La guerre d’un juge

Le 21 octobre 1981, vers 13h, boulevard Michelet à Marseille, le juge d’instruction Pierre Michel est abattu de trois balles par des inconnus circulant à moto. C’est la seconde fois depuis l’Occupation qu’un magistrat tombe, en France, sous les coups de la pègre. Le premier, en 1975, avait été le juge François Renaud abattu à Lyon par des inconnus très probablement liés au gang des Lyonnais… La mort du juge Michel suscitera une vive émotion et Gaston Defferre, alors ministre de l’Intérieur de François Mitterrand, rendra hommage à un « juge intrépide » qui aura donné sa vie dans la lutte contre le banditisme et le trafic international de drogue…

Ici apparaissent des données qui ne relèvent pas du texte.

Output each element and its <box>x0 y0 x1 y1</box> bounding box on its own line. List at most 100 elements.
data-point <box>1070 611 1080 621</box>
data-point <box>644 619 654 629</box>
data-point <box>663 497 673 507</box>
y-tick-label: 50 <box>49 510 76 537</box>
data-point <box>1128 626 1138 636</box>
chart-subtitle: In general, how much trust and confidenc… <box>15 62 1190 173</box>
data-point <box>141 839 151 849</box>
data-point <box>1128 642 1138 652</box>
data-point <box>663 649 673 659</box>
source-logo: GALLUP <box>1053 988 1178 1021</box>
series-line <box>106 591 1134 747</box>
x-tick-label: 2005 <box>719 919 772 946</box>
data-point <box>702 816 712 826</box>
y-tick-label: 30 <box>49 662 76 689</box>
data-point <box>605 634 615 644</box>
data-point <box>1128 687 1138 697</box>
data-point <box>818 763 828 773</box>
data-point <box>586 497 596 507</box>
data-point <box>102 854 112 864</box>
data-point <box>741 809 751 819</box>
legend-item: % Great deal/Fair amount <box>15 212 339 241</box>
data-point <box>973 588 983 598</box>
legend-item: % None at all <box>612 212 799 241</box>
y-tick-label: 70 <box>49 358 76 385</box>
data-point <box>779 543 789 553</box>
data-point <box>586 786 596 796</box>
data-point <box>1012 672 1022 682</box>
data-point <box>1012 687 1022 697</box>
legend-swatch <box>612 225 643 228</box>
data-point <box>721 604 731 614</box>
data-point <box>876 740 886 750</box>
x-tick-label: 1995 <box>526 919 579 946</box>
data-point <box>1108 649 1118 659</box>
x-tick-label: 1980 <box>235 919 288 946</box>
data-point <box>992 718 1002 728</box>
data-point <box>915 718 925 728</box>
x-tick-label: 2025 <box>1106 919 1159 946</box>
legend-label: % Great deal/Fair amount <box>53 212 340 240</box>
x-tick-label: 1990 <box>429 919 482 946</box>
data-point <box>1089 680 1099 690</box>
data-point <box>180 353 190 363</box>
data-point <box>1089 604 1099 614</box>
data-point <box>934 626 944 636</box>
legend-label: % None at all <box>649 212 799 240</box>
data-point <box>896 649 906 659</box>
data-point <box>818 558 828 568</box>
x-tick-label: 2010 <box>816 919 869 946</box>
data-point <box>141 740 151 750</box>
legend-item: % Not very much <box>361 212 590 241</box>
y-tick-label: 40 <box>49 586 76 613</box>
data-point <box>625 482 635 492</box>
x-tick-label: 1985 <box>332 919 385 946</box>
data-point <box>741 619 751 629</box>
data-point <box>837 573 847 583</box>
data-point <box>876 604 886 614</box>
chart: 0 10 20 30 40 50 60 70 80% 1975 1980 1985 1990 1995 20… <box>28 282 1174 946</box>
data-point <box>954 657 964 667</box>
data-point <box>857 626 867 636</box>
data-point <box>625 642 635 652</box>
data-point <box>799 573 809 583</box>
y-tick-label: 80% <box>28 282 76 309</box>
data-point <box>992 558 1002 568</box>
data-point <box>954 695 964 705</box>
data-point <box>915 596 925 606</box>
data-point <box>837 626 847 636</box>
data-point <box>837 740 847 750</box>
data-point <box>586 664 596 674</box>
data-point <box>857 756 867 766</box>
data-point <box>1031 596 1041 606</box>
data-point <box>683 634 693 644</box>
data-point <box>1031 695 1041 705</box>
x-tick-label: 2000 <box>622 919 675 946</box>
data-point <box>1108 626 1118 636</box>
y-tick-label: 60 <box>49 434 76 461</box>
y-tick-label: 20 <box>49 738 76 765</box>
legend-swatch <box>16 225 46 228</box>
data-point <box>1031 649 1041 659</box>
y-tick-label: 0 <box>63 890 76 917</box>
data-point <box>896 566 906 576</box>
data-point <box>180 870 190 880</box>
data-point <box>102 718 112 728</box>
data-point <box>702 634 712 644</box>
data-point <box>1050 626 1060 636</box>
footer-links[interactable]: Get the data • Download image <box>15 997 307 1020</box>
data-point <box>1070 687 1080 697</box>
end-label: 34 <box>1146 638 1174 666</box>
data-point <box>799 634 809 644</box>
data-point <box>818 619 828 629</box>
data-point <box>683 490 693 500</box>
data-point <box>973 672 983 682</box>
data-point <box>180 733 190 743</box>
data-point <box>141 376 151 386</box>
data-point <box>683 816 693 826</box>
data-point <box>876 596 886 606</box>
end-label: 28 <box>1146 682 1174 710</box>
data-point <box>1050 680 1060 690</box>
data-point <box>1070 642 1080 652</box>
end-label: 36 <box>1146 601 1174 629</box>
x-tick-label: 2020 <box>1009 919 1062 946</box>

C’est cette séquence du discours de Defferre qui clot La French. Les propos du ministre prennent un tour « piquant » à la vision d’un film qui pointe précisément le maire de Marseille dans ses liens avec la pègre phocéenne. Mais le film de Cédric Jimenez n’a pas pour ambition de dénoncer les magouilles politico-mafieuses de Marseille. Le cinéaste a bâti, avec La French, un polar « à l’ancienne » qui se nourrit de deux fortes personnalités, d’un côté le juge Pierre Michel, de l’autre le parrain Gaëtan Zampa. Face à face, deux hommes qui vont, peu peu, être obsédés l’un par l’autre… Comme l’indique un carton au début du film, cette histoire est librement inspirée de faits réels. Et Jimenez a fait oeuvre de cinéaste en imaginant, par exemple, la rencontre, très westernienne, de Michel et de Zampa. Une confrontation (qui n’eut pas lieu dans la réalité) mais qui permet, à un moment où le magistrat peine à mettre son travail en route, de montrer un juge courageux et parfaitement déterminé. « Je ne respecte pas les types comme vous », lance Michel. « T’as du cran » répond Zampa…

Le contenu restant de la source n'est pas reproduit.